Some reactions to the film stirred a debate about sexual morality in film in the post-MeToo era. Seitz concluded that Red Rocket is "the least of the list" of Baker and Bergoch's "impressive library of realistic movies about the rainbow coalition of the American underclass" and questioned moments where "if the filmmakers aren't exactly endorsing their protagonist's middle-aged, borderline pedo-pimp obsession with Strawberry, they're not being as rigorous about mediating it as they should." Brianna Zigler in Gawker defended the film's portrayal of a morally objectionable protagonist:

[T]he world is not a comfortable place, and it's often rigged in favor of guys like Mikey Saber. No matter how much of a cancerous loser we know him to be, his inflated sense of self is so grand that his losses still translate into wins. Is Mikey the sort of person I would like to be? No, but he's worth thinking about, and even trying to understand because he exists in this world with the rest of us. There is no moral high ground to be gained from disavowing art which dares to contend with the fact that people are not perfect bastions of moral good; that we can align ourselves with ugliness because ugliness exists in us all. If Mikey Saber gets off too easy for you, it's because he'd probably get away with it in real life.

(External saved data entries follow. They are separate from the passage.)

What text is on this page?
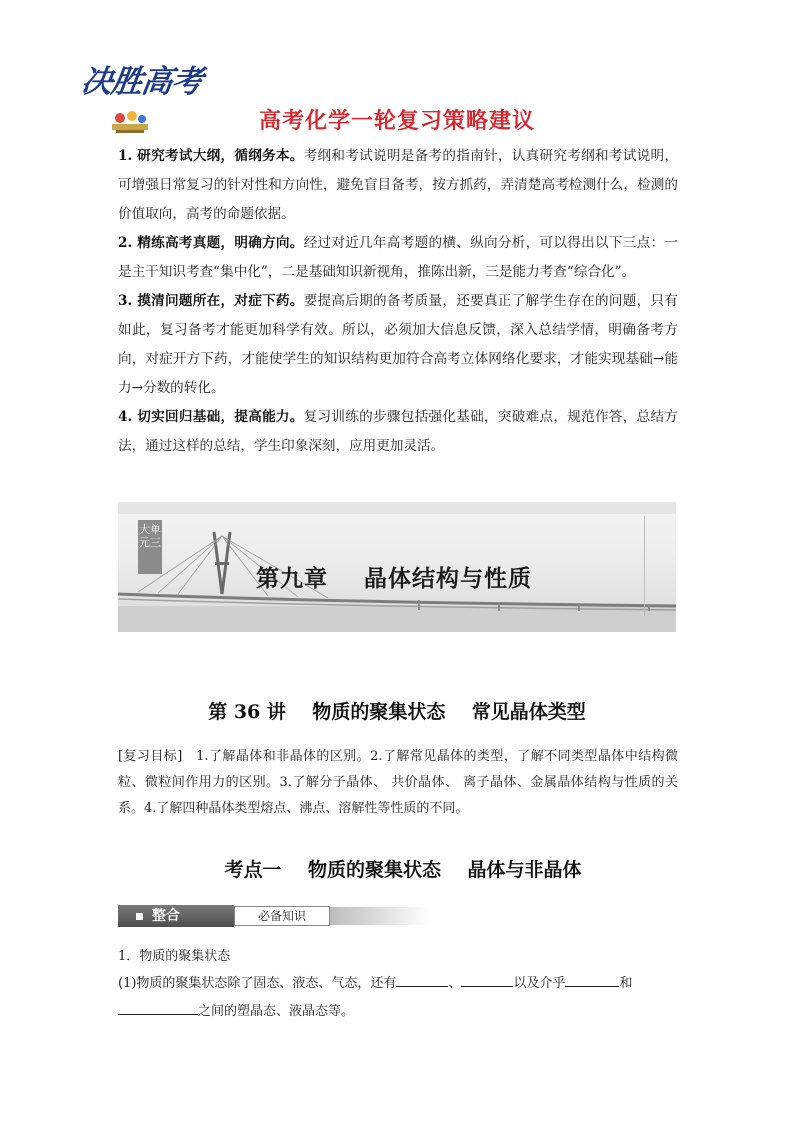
决胜高考
高考化学一轮复习策略建议

1. 研究考试大纲，循纲务本。考纲和考试说明是备考的指南针，认真研究考纲和考试说明，可增强日常复习的针对性和方向性，避免盲目备考，按方抓药，弄清楚高考检测什么，检测的价值取向，高考的命题依据。

2. 精练高考真题，明确方向。经过对近几年高考题的横、纵向分析，可以得出以下三点：一是主干知识考查“集中化”，二是基础知识新视角，推陈出新，三是能力考查“综合化”。

3. 摸清问题所在，对症下药。要提高后期的备考质量，还要真正了解学生存在的问题，只有如此，复习备考才能更加科学有效。所以，必须加大信息反馈，深入总结学情，明确备考方向，对症开方下药，才能使学生的知识结构更加符合高考立体网络化要求，才能实现基础→能力→分数的转化。

4. 切实回归基础，提高能力。复习训练的步骤包括强化基础，突破难点，规范作答，总结方法，通过这样的总结，学生印象深刻，应用更加灵活。

大单元三
第九章    晶体结构与性质
第 36 讲    物质的聚集状态    常见晶体类型

[复习目标]　1.了解晶体和非晶体的区别。2.了解常见晶体的类型，了解不同类型晶体中结构微粒、微粒间作用力的区别。3.了解分子晶体、 共价晶体、 离子晶体、金属晶体结构与性质的关系。4.了解四种晶体类型熔点、沸点、溶解性等性质的不同。

考点一    物质的聚集状态    晶体与非晶体
整合	必备知识
1．物质的聚集状态

(1)物质的聚集状态除了固态、液态、气态，还有	、	以及介乎	和

之间的塑晶态、液晶态等。
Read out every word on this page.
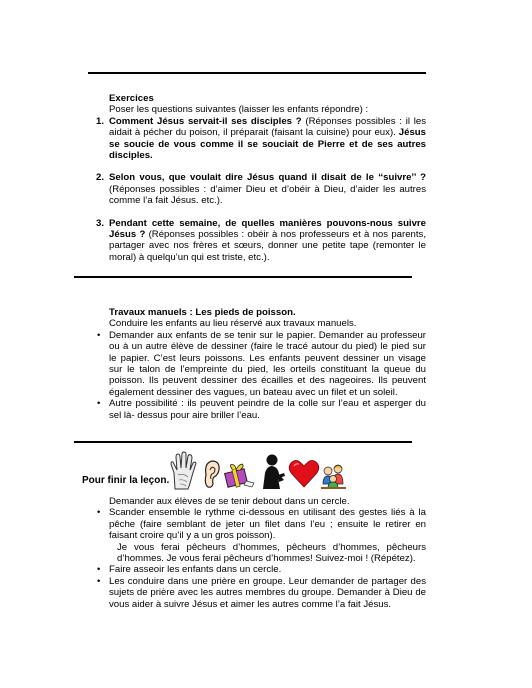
Exercices

Poser les questions suivantes (laisser les enfants répondre) :

1. Comment Jésus servait-il ses disciples ? (Réponses possibles : il les aidait à pécher du poison, il préparait (faisant la cuisine) pour eux). Jésus se soucie de vous comme il se souciait de Pierre et de ses autres disciples.
2. Selon vous, que voulait dire Jésus quand il disait de le ‘‘suivre’’ ? (Réponses possibles : d’aimer Dieu et d’obéir à Dieu, d’aider les autres comme l’a fait Jésus. etc.).
3. Pendant cette semaine, de quelles manières pouvons-nous suivre Jésus ? (Réponses possibles : obéir à nos professeurs et à nos parents, partager avec nos frères et sœurs, donner une petite tape (remonter le moral) à quelqu’un qui est triste, etc.).

Travaux manuels : Les pieds de poisson.

Conduire les enfants au lieu réservé aux travaux manuels.

• Demander aux enfants de se tenir sur le papier. Demander au professeur ou à un autre élève de dessiner (faire le tracé autour du pied) le pied sur le papier. C’est leurs poissons. Les enfants peuvent dessiner un visage sur le talon de l’empreinte du pied, les orteils constituant la queue du poisson. Ils peuvent dessiner des écailles et des nageoires. Ils peuvent également dessiner des vagues, un bateau avec un filet et un soleil.
• Autre possibilité : ils peuvent peindre de la colle sur l’eau et asperger du sel là- dessus pour aire briller l’eau.

Pour finir la leçon.

Demander aux élèves de se tenir debout dans un cercle.

• Scander ensemble le rythme ci-dessous en utilisant des gestes liés à la pêche (faire semblant de jeter un filet dans l’eu ; ensuite le retirer en faisant croire qu’il y a un gros poisson).

Je vous ferai pêcheurs d’hommes, pêcheurs d’hommes, pêcheurs d’hommes. Je vous ferai pêcheurs d’hommes! Suivez-moi ! (Répétez).

• Faire asseoir les enfants dans un cercle.
• Les conduire dans une prière en groupe. Leur demander de partager des sujets de prière avec les autres membres du groupe. Demander à Dieu de vous aider à suivre Jésus et aimer les autres comme l’a fait Jésus.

Varietys Clayton Davis said the film's "risqué" subject matter could be a hindrance but encouraged award voters to nominate Rex, Baker, and Bergoch for Academy Awards. John Waters included Red Rocket on his list of the Top Ten films of 2021. Filmmaker Bette Gordon praised the film, saying that it "flows organically due to Sean Baker's love of discovering place and his desire to listen to the voices of the community of people who live there."

In June 2025, IndieWire ranked the film 68th on its list of "The 100 Best Movies of the 2020s (So Far)."

== Accolades ==

| Award | Date of Ceremony | Category | Recipient(s) | Result | Ref |
| Cannes Film Festival | July 16, 2021 | Palm Dog Award | Sophie the Dog | Won |  |
| July 17, 2021 | Palme d'Or | Sean Baker | Nominated |  |
| Deauville American Film Festival | September 11, 2021 | Prix du Jury | Red Rocket | Won |  |
| Critic's Award | Red Rocket | Won |
| Mill Valley Film Festival | October 9, 2021 | MVFF Award | Simon Rex | Awarded |  |
| Newport Beach Film Festival | October 24, 2021 | Breakout Performance Award | Simon Rex | Awarded |  |
| SCAD Savannah Film Festival | October 26, 2021 | Spotlight Award | Simon Rex | Won |  |
| Gotham Awards | November 29, 2021 | Outstanding Lead Performance | Simon Rex | Nominated |  |
| Best Screenplay | Sean Baker and Chris Bergoch | Nominated |
| Breakthrough Performer | Suzanna Son | Nominated |
| National Board of Review | December 2, 2021 | Top Ten Film | Red Rocket | Won |  |
| Detroit Film Critics Society | December 6, 2021 | Best Director | Sean Baker | Nominated |  |
| Chicago Film Critics Association | December 15, 2021 | Best Original Screenplay | Sean Baker and Chris Bergoch | Nominated |  |
| Alliance of Women Film Journalists |  | Most Egregious Lovers' Age Difference | Simon Rex and Suzanna Son | Nominated |  |
| Los Angeles Film Critics Association | December 18, 2021 | Best Actor | Simon Rex | Won |  |
| National Society of Film Critics | January 8, 2022 | Best Actor | Simon Rex | Runner-up |  |
| Houston Film Critics Society | January 19, 2022 | Texas Independent Film Award | Red Rocket | Won |  |
| Santa Barbara International Film Festival | March 5, 2022 | Virtuoso Award | Simon Rex | Awarded |  |
| Independent Spirit Awards | March 6, 2022 | Best Male Lead | Simon Rex | Won |  |
| Best Supporting Female | Suzanna Son | Nominated |

Red Rocket was ineligible for Screen Actors Guild Award nominations.